SAN FRANCISCO (TheStreet) -- Bluebird Bio (BLUE) has now treated seven beta-thalassemia patients with its experimental, one-time gene therapy. Four of the patients -- all followed for longer than three months -- are producing enough oxygen-carrying hemoglobin on their own to eliminate the need for chronic blood transfusions.
Two of these super-responding beta-thalassemia patients -- followed for a year and nine months, respectively -- have hemoglobin levels of healthy adults. At this point, a single infusion of Bluebird's gene therapy has essentially cured them of this serious, inherited blood disease.
The remaining three beta-thalassemia patients were infused with Bluebird's gene therapy around one month ago so it's too early to assess their response. A single patient with sickle cell disease was also just treated within the past month.
It's still unreasonable to expect an equivalent strong response in every patient, but Bluebird is learning that as its therapy replaces the defective gene causing beta-thalassemia (or sickle cell disease) with a gene that is fully functional, the patient's ability to produce normal-functioning hemoglobin improves over time, said CEO Nick Leschly.

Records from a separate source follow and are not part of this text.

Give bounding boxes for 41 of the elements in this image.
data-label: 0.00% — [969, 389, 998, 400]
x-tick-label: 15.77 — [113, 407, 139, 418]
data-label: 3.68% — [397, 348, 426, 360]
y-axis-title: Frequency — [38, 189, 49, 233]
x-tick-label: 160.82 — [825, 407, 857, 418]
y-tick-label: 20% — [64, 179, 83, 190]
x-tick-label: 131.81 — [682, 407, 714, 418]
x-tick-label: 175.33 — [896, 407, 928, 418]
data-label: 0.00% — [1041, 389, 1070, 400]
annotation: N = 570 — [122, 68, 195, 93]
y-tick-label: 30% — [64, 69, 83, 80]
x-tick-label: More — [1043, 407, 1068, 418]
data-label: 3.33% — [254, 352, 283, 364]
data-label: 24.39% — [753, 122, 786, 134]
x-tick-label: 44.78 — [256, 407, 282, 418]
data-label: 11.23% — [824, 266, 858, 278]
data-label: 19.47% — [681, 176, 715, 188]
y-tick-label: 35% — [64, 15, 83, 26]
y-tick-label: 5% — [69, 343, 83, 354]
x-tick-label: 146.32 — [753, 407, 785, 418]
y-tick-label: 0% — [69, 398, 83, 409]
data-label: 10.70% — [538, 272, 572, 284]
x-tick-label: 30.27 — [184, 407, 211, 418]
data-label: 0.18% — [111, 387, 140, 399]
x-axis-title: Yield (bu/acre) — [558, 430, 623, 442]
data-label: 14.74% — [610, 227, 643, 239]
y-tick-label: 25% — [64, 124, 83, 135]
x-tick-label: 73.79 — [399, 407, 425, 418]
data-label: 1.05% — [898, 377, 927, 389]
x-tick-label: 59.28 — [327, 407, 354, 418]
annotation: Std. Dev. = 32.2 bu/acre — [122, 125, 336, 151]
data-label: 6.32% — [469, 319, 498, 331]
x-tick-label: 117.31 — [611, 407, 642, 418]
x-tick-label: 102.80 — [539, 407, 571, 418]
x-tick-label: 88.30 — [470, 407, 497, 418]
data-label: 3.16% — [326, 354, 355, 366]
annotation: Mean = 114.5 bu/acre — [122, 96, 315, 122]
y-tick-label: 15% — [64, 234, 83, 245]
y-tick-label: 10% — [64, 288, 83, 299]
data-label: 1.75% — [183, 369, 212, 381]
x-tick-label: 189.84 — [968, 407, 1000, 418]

"We're starting to understand the kinetics of the response. We're seeing slow, steady growth month over month to the point where patients become transfusion independent," he said.
Updates of two related studies of the Bluebird gene therapy known as LentiGlobin are being presented Monday at the American Society of Hematology annual meeting underway in San Francisco. The new data build upon the impressive results Bluebird showed last June with LentiGlobin.